Le président de la banque centrale plaide pour que le FESF puisse profiter d’une plus grande flexibilité.

EURACTIV.fr

Le président de la banque centrale plaide pour que le FESF puisse profiter d’une plus grande flexibilité.

Il serait utile de conférer au Fonds de stabilité financière européen (FESF) le droit de racheter de la dette souveraine, a déclaré, mercredi 26 janvier, le président la Banque centrale européenne (BCE) Jean-Claude Trichet.

Interrogé sur une telle hypothèse, il a répondu : « Je ne l’écarterais certainement pas et je considère que cela pourrait être utile dans certaines circonstances » a-t-il déclaré à Bloomberg TV.

Jean-Claude Trichet a donc de nouveau appelé à renforcer le FESF et à lui donner plus de flexibilité en lui permettant notamment de racheter de la dette souveraine, tout en précisant qu’il ne voulait pas « dicter des mesures aux gouvernements. »

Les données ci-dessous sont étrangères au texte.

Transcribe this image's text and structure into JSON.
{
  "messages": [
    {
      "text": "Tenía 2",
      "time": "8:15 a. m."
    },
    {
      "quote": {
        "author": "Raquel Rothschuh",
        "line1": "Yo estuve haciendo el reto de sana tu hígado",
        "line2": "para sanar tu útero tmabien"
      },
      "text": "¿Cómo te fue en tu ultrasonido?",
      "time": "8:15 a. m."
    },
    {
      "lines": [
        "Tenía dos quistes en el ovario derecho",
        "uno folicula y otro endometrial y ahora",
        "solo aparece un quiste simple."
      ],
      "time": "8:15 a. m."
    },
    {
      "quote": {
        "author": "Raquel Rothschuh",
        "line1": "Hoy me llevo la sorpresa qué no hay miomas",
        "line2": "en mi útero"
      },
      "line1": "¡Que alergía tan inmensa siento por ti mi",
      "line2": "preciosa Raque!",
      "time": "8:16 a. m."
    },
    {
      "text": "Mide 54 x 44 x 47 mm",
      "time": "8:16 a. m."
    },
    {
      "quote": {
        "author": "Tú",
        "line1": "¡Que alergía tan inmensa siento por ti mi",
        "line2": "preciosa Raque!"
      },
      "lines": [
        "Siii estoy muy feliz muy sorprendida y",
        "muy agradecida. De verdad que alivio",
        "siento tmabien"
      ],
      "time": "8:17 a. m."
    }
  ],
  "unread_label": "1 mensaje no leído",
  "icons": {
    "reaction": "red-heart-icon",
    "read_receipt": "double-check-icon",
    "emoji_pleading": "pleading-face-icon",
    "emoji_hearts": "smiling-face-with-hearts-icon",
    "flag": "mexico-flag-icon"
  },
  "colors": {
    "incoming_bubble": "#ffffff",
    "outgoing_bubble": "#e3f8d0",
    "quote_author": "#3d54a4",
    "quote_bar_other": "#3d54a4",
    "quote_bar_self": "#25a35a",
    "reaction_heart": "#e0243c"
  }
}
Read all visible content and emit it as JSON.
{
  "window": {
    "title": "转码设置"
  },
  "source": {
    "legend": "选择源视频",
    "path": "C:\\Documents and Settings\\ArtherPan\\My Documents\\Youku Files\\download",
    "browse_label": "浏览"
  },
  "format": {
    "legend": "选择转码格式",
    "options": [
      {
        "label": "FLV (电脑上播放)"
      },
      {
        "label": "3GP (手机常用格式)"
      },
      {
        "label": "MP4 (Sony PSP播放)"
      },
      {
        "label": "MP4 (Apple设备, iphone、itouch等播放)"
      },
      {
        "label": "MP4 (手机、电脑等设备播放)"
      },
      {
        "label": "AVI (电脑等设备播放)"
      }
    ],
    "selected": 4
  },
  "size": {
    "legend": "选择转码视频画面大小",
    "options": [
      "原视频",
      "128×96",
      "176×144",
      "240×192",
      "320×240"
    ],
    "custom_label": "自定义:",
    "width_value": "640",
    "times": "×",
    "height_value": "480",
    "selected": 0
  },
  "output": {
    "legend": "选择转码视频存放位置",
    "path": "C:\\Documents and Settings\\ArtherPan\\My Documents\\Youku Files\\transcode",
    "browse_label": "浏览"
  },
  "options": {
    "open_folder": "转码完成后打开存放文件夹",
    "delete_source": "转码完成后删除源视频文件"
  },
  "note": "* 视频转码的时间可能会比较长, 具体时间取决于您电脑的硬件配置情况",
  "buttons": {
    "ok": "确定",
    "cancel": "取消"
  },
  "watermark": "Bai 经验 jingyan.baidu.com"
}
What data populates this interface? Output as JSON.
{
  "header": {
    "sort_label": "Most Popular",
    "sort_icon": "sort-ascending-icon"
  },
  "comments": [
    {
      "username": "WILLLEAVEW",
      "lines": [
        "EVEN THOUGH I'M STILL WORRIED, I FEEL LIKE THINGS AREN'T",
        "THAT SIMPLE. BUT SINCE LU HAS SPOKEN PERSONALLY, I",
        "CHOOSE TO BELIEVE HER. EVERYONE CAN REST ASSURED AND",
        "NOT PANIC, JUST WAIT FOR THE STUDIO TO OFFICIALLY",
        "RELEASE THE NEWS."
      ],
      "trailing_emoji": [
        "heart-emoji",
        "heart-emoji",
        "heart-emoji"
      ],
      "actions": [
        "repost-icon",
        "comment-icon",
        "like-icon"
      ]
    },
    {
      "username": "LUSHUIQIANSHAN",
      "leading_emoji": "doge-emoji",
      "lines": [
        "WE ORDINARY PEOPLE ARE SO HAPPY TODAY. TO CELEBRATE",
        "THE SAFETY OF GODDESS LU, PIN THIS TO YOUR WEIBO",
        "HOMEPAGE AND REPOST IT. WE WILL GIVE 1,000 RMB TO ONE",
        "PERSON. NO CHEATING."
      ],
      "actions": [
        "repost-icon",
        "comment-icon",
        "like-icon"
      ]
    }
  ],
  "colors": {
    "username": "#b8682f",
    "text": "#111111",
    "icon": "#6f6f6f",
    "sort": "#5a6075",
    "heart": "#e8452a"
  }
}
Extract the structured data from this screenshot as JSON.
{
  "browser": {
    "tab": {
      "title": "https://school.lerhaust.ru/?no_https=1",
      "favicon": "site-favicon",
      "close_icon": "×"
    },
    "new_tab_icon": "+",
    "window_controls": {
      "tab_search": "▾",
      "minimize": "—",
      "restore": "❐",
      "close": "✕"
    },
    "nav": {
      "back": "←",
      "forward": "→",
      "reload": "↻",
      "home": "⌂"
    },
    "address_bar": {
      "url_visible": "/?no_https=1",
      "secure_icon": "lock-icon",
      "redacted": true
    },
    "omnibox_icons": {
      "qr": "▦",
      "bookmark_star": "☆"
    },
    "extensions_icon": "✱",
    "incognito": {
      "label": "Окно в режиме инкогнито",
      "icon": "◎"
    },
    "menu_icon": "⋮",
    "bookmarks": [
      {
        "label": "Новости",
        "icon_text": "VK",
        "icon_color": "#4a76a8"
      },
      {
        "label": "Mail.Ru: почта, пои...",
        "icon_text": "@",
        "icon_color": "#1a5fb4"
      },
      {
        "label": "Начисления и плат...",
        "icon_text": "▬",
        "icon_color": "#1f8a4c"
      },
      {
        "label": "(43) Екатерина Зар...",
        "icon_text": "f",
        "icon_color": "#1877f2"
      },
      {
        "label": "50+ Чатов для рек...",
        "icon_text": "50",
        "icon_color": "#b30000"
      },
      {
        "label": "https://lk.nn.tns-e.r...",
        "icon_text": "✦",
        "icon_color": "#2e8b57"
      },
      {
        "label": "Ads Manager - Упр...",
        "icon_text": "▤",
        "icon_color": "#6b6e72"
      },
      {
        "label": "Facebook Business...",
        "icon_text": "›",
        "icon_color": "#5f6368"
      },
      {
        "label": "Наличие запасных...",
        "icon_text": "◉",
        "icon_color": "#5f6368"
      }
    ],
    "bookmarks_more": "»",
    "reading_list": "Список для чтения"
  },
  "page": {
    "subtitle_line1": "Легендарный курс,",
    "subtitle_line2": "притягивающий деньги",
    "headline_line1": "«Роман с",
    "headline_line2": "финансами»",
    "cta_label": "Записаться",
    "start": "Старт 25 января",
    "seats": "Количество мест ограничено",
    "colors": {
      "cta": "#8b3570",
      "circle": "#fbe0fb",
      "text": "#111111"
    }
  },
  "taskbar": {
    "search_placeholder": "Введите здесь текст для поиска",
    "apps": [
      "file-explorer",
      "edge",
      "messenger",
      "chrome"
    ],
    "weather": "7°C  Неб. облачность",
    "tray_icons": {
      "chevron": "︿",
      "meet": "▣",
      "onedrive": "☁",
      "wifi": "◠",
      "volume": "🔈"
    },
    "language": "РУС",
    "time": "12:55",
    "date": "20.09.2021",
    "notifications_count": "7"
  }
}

Ces propos font échos à ceux tenus un peu plus tôt par Christian Noyer, membre du conseil des gouverneurs de la BCE.

« Un temps d’avance »

La résolution de la crise budgétaire européenne est en cours, a également assuré Jean-Claude Trichet.

« Nous y travaillons bien sûr et nous appelons tous nos partenaires à faire ce qu’il faut », a-t-il déclaré à Reuters Insider lors du Forum économique mondial de Davos.

« Il faut qu’ils aient un temps d’avance pour prouver aux investisseurs, aux épargnants, aux ménages et aux entrepreneurs qu’ils font ce qu’il faut. »

La crainte d’une propagation de la crise et d’un éclatement de l’euro s’est estompée depuis le début de l’année, grâce à des adjudications réussies de titres de dette portugais, espagnols ou encore italiens et à la perspective d’un nouveau plan anti-crise qui devrait être dévoilé lors du sommet européen des 24 et 25 mars.